There is definitely stuff going on for him (out of school)... he's living part time with a bi-polar mom in "recovery" who is in an emotionally abusive relationship. Its really a long story - too long to go into. While we both (dh & I) have a very positive relationship with his mom it is hard to see dss acting as her caretaker and her putting him in that position by telling him every negative thing that goes on in her life. That's still a situation we have yet to resolve. We want him to be part of his mom's life. I don't think taking him away would do either of them any good.

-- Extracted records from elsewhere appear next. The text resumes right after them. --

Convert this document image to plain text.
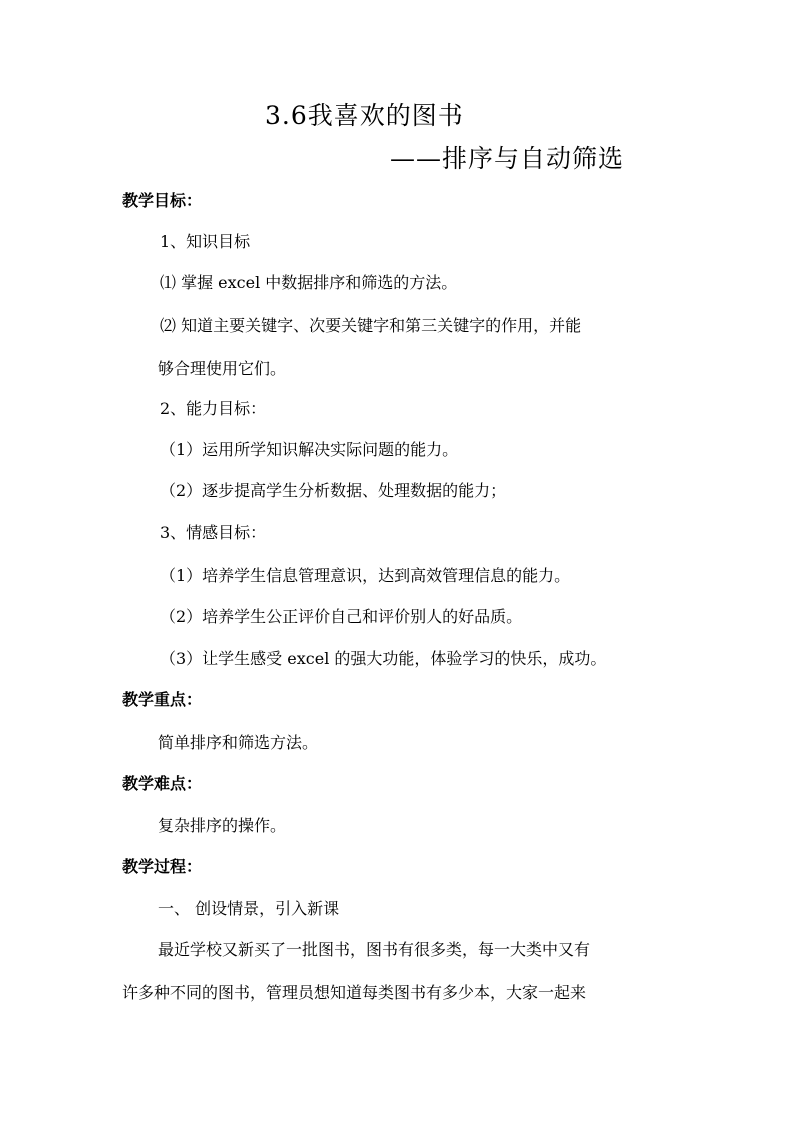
3.6我喜欢的图书
——排序与自动筛选
教学目标：
1、知识目标
⑴ 掌握 excel 中数据排序和筛选的方法。
⑵ 知道主要关键字、次要关键字和第三关键字的作用，并能
够合理使用它们。
2、能力目标：
（1）运用所学知识解决实际问题的能力。
（2）逐步提高学生分析数据、处理数据的能力；
3、情感目标：
（1）培养学生信息管理意识，达到高效管理信息的能力。
（2）培养学生公正评价自己和评价别人的好品质。
（3）让学生感受 excel 的强大功能，体验学习的快乐，成功。
教学重点：
简单排序和筛选方法。
教学难点：
复杂排序的操作。
教学过程：
一、 创设情景，引入新课
最近学校又新买了一批图书，图书有很多类，每一大类中又有
许多种不同的图书，管理员想知道每类图书有多少本，大家一起来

If he were my biological child I would have pulled him out of school a long time ago. Unfortunately that is one option that is just not possible. We are planning on unschooling our daughter in a couple years and perhaps he will see what its like and decide he wants to try it. Right now he says "no way!!" He thinks being homeschooled means having no friends.
He's really a great kid, very personable, smart, etc. I just see a child who has an aversion to learning school stuff. He has a very strong personality and hates to be told what to do. When it comes to learning things that interest him (videogames, music lyrics, characters in Magic cards, etc) he does great and has no problem. I might add that I find it completely normal to have no interest in learning things that are meaningless to you... I really see him as a great unschooling candidate and wish there was a Sudbury Valley school nearby!
We are willing to try anything... perhaps try the backing off approach for a month or two and see what happens. Thanks for the thoughts!